Another problem had to do with the concept of grating the lemon rind. No matter which grater I used, I had problems…the rind got stuck in the blade holes, the lemon slipped across the blades and did not grate well and some of the white, bitter pith would always become part of the mix.

I found out a neat trick, however, that solved all of those grating problems. If the grater is covered with plastic wrap, the rind will grate easily and if the wrap has been folded across the back of the grater, it creates a little pouch that catches the grated lemon rind neatly. (see pix at end of recipe). For some reason, the plastic keeps the white pith from mixing in with the zest. (Pith is not wanted as it is bitter).

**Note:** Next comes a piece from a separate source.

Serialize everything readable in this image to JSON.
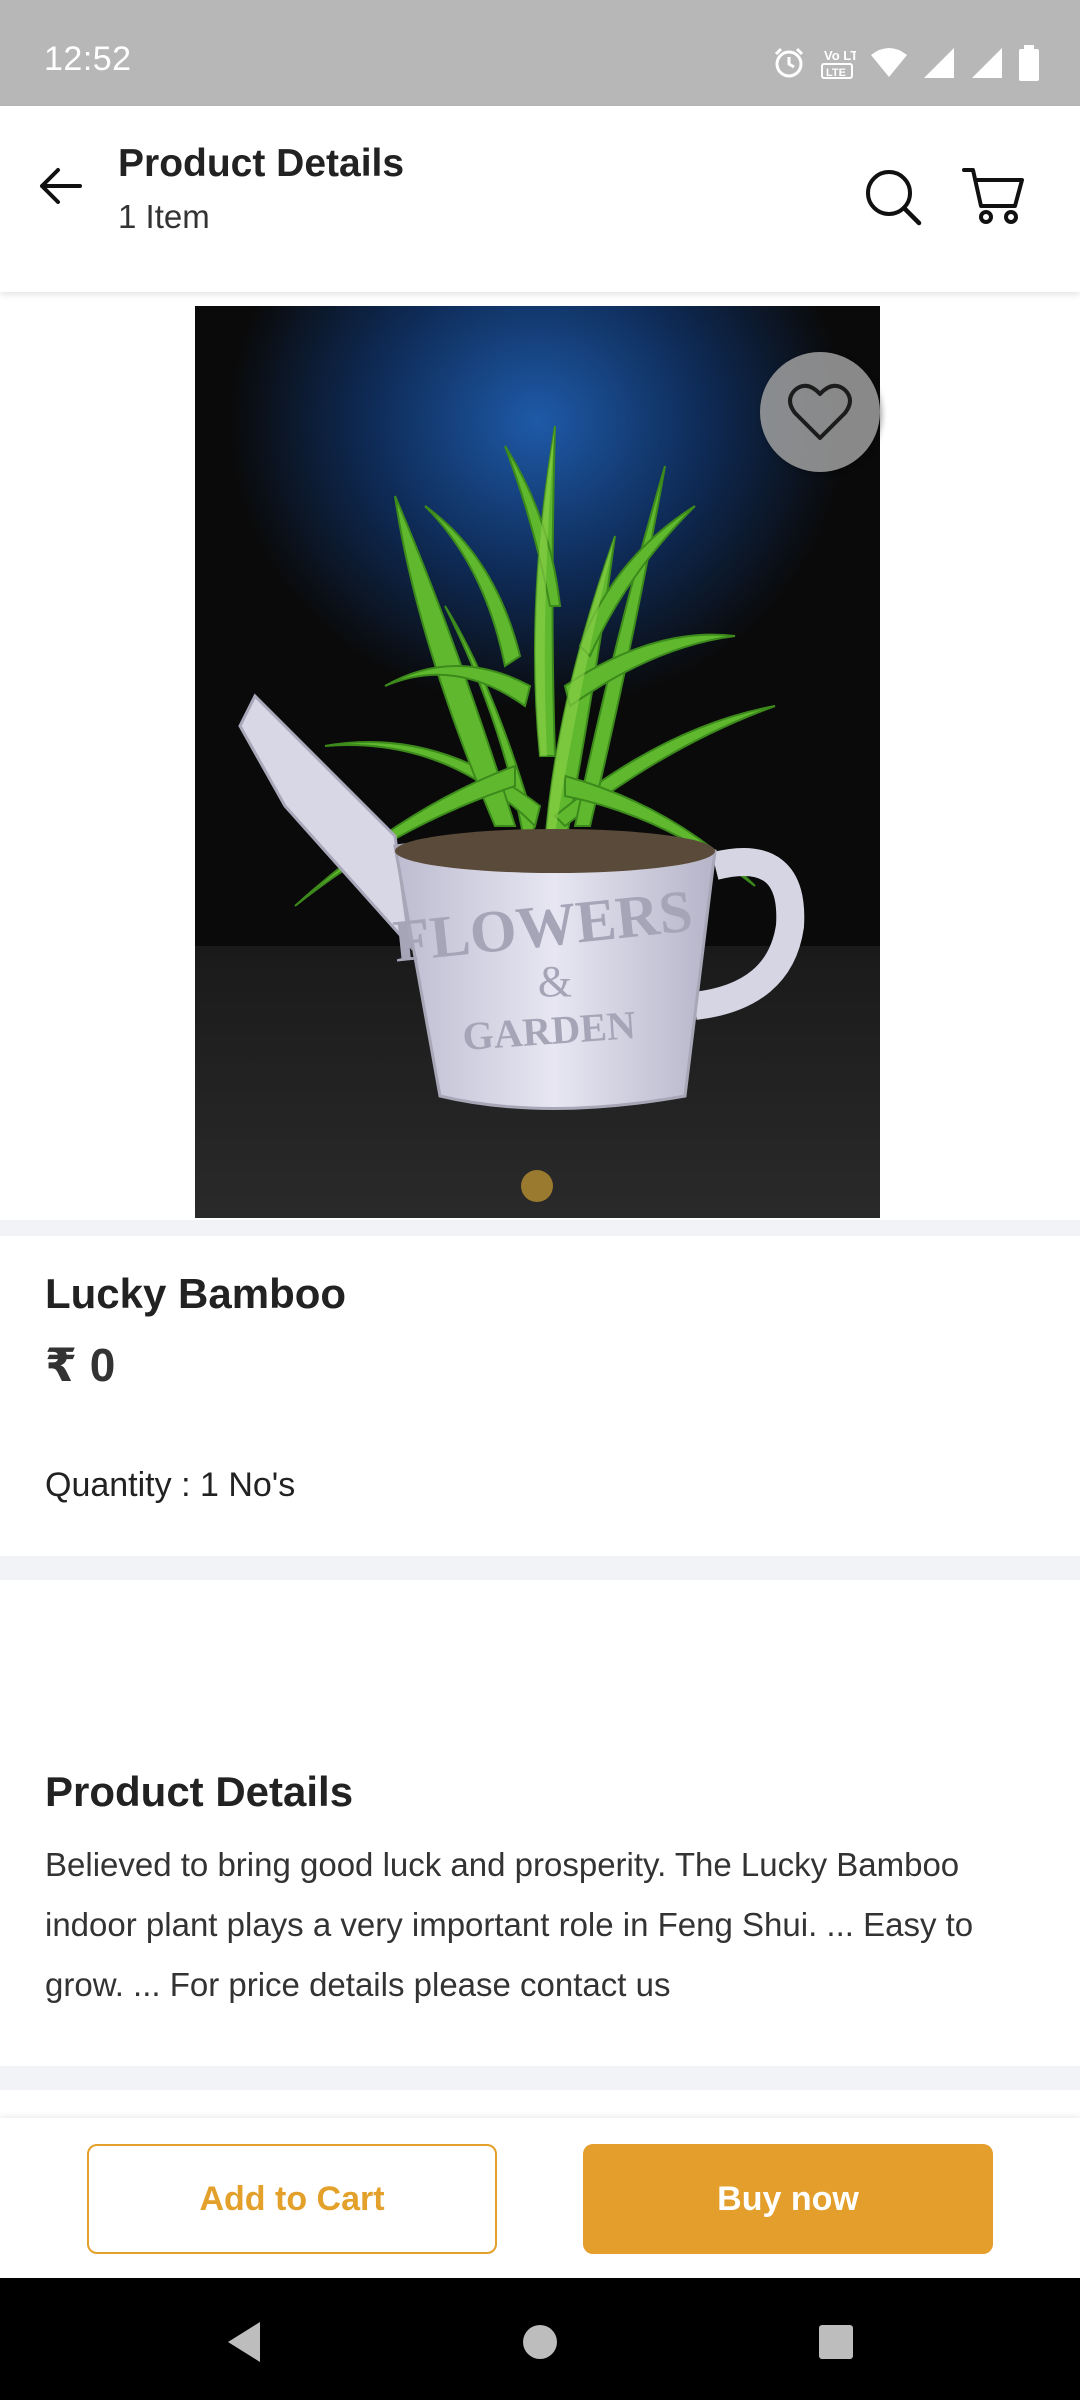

Today’s recipe makes a family-friendly muffin that has wonderful lemon flavor combined with crunchy pecans. These muffins are dense and more like a quick bread; they store well and are great a great addition to lunchboxes.

Lemon-Pecan  Muffins

½ C margarine (Smart Balance), melted
1 ½ C sugar
2 large eggs
Grated zest of 1 lemon
Juice of 1 lemon
2 ¼ C flour
1 tsp baking powder
½ tsp salt
½ C chopped pecans
½ C milk or soy milk with vanilla

Grease or line muffin tins with paper. In a medium bowl, cream butter and sugar. Beat eggs well and combine with creamed mixture. Add lemon zest, milk and juice. In a small bowl, combine flour, baking powder, salt an nuts. Add to butter mixture and mix until just blended.

Fill greased or paper-lined muffin tins 2/3 full. Sprinkle the top of each muffin with sugar (optional). Bake at 375 degrees for 20-25 minutes until muffins are slightly browned. Place muffins on a wire rack to cool. Makes a baker’s dozen (13).


Back of plastic-wrapped grater, lemon peel collected in wrap.